Clients imaging despite recieving "Read ERROR: No such file or directory" and "ata1.00: failed command" errors


  • OS: Debian
    FOG Version: 1.5.9-RC2

    I set up one additional node to my FOG server and sometimes (only with certain images), it PXE boots normally and will throw the following error right before Partclone starts:

    alt text

    However, once it continues in one minute, it begins to image.

    Then, usually during imaging it will display the following message:

    alt text

    But FOG will still image the device correctly once Partclone is completed. It’s bizarre to me that it would say that it could not write the image due to “no such file or directory” and then image it. I also double checked on the node to make sure the image file was in /images and it’s definitely there.

    Perhaps one of my drives on the node is failing? It’s brand new though.

    I’m also curious as to what the ata1:00: failed command could possibly mean. Especially in the context of it imaging a client successfully.

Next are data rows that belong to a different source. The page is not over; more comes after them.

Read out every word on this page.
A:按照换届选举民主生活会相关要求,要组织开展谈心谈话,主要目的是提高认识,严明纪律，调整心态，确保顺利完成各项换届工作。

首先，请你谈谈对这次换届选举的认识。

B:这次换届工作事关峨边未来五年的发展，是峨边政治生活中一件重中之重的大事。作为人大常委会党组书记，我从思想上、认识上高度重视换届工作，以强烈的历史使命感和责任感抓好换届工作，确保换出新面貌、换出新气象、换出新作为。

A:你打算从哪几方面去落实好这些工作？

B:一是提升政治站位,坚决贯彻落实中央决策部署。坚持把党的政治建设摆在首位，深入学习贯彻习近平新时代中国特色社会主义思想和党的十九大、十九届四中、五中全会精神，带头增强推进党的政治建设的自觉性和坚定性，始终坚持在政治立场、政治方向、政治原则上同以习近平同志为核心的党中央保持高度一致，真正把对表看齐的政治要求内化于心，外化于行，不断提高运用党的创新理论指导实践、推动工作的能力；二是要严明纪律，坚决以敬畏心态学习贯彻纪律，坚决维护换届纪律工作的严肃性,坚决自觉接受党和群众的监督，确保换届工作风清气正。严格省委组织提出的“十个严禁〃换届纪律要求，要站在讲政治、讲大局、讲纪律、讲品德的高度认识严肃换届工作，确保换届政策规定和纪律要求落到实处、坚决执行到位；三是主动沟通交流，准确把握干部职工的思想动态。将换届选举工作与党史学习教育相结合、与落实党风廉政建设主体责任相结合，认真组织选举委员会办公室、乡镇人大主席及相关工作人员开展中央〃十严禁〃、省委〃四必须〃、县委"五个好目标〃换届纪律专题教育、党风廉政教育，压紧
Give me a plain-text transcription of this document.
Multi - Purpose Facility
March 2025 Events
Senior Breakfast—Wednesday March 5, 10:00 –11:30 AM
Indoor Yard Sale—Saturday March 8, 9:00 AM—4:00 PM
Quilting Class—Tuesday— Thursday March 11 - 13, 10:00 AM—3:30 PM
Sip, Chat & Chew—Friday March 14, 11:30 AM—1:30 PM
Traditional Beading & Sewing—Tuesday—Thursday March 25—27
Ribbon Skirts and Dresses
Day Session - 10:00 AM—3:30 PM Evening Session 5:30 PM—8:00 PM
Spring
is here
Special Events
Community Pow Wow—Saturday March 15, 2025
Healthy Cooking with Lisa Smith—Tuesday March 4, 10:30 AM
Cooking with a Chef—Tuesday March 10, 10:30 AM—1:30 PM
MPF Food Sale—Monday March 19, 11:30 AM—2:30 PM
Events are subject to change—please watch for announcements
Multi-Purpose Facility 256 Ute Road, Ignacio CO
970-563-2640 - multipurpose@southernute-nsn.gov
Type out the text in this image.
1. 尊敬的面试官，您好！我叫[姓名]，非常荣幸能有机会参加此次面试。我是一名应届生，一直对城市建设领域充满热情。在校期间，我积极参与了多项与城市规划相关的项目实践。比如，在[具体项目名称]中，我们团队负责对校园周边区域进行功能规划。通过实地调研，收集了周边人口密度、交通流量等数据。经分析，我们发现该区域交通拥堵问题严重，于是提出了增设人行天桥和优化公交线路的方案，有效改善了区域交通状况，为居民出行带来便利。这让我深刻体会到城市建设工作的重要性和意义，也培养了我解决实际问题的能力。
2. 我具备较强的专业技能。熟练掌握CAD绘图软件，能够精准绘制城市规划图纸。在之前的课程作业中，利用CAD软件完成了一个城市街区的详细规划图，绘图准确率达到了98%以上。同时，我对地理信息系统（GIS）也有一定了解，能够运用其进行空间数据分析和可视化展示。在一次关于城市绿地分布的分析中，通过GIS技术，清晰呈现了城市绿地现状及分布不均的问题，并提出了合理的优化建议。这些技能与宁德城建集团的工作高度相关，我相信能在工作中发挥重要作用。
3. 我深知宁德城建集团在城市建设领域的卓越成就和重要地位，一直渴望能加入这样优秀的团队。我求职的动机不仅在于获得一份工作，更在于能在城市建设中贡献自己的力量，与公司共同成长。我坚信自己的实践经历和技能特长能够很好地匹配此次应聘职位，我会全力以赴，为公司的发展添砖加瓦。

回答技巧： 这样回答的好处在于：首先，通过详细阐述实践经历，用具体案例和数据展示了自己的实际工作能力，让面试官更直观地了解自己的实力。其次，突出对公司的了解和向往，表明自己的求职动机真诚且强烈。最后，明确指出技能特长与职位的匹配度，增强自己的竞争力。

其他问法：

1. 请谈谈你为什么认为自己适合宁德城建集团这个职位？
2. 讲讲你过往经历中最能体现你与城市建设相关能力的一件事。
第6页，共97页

    Any ideas on what may be going on?

    Thanks in advance, this community has been a lifesaver and is much appriciated!

  • Moderator

    @danieln Correct as long as bzImage and bzImage are what you want then the proper kernels will boot.


  • @george1421 said

    FOG (FOS) kernels can be downloaded from here https://fogproject.org/kernels/ download both the x64 and x32 bit kernels. Save the x64 as bzImage and the x32 ad bzImage32 (case is important). Then you can just move the files to /var/www/html/fog/service/ipxe directory on the FOG server. It probably wouldn’t hurt to rename the existing ones before you move the new kernels in. You can confirm the version of the bzImage files with file /var/www/html/fog/service/ipxe/bzImage It should print out the version of the kernel.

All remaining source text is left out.